Nel comunicato, il Miur considera il testo della bozza «del tutto superato». Dopo soli 11 giorni, il frullatore della burocrazia ministeriale ha raggiunto un nuovo record. Ciò potrebbe significare l’avvio di una consultazione tra le parti interessate. Stando ad alcune indiscrezioni trapelate a mezzo di agenzia, questo sarebbe il progetto del ministro. Ma per molti c’è anche la possibilità che sia in preparazione un’altra versione del testo piena di novità sgradite ad un mondo prostrato dall’elefantiaca riforma Gelmini.

Questo clima pessimistico è alimentato dagli esiti di una ventennale strategia «riformista» che ha rovesciato l’impianto humboldtiano dell’organizzazione dei saperi e della loro trasmissione nella scuola e nell’università pubblica di massa, trasformandole nell’attuale sistema merceologico di scambio tra crediti e debiti, governato da un imponente sistema di valutazione punitiva e meritocratica.
Dicono per favorire la «competizione» tra atenei o ricercatori. In realtà, questa idea neoliberale si è presto rivelata come il fallimento della «produttività» dei laureati incarnata nella loro disoccupazione o precarietà di massa. Senza contare l’espulsione di migliaia di precari della ricerca, che ormai si contano con il contagocce. La ricerca e la didattica sono state trasformate in un inferno penitenziale i cui tempi vengono scanditi impietosamente da una burocrazia manageriale di Stato.
Il peggio è dunque sempre alle porte. Anche perché il governo non ha detto se rinuncerà allo schema della legge delega, che permette di bypassare il parlamento dove esiste una maggioranza depurata opportunisticamente dalle scorie ufficiali del berlusconismo. Ma dove, davanti ad un provvedimento monstre come una nuova riforma dell’istruzione tutto può accadere.
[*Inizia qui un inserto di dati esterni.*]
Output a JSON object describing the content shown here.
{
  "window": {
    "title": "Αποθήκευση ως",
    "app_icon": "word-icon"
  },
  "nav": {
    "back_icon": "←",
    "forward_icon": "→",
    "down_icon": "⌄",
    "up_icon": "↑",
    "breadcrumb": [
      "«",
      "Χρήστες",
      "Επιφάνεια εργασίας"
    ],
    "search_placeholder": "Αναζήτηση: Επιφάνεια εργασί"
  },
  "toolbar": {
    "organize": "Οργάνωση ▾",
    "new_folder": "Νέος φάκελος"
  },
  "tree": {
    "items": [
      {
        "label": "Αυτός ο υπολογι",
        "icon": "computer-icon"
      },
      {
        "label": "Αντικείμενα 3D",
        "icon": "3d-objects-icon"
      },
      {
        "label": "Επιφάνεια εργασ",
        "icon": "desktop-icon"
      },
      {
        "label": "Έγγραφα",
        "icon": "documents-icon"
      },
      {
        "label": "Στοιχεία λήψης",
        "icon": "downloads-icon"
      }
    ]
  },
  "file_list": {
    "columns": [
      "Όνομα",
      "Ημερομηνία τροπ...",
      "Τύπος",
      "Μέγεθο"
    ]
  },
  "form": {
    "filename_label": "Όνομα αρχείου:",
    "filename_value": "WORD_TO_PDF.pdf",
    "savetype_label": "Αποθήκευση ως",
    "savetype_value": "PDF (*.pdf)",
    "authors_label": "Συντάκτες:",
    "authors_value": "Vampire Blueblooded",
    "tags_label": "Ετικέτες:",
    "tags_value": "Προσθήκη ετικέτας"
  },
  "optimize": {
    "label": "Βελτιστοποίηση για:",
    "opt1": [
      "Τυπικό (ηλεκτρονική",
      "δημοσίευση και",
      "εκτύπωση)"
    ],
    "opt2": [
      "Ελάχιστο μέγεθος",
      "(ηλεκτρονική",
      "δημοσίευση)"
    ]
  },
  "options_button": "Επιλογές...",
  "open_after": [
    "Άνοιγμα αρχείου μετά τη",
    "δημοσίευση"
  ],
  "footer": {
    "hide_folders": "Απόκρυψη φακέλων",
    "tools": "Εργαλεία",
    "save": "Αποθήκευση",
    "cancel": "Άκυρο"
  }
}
La bozza che ha provocato l’allarme del Coordinamento Nazionale per la scuola della Costituzione, dei sindacati (Gilda, Flc-Cgil, Anief e tutte le sigle sindacali che da ieri fino al 23 si mobiliteranno negli atenei), gli studenti della Rete della conoscenza e dell’Udu, prevede una miriade di misure. Tra l’altro, si prevede una «riforma organica del reclutamento del personale docente» e uno «smaltimento» del precariato scolastico. In mancanza di veri finanziamenti, a ripianare i 10 miliardi di euro di tagli, tutti hanno pensato al recente «concorsone» che non ha permesso l’assunzione della quota stabilita dei docenti vincitori. C’è poi il progetto di ridurre gli organi collegiali della scuola e meri organi consultivi, un’idea già presente nel Ddl Aprea ritirato dopo le manifestazioni degli studenti medi nel 2012.

Il testo «superato» della riforma prevede la riduzione dei controlli preventivi di legittimità e dei vincoli al reclutamento, l’incentivazione dei finanziamenti privati, l’incentivazione di finanziamenti europei e, soprattutto, la riduzione dei ricercatori e degli assegnisti. Come se quelli persi nel frattempo non siano stati abbastanza.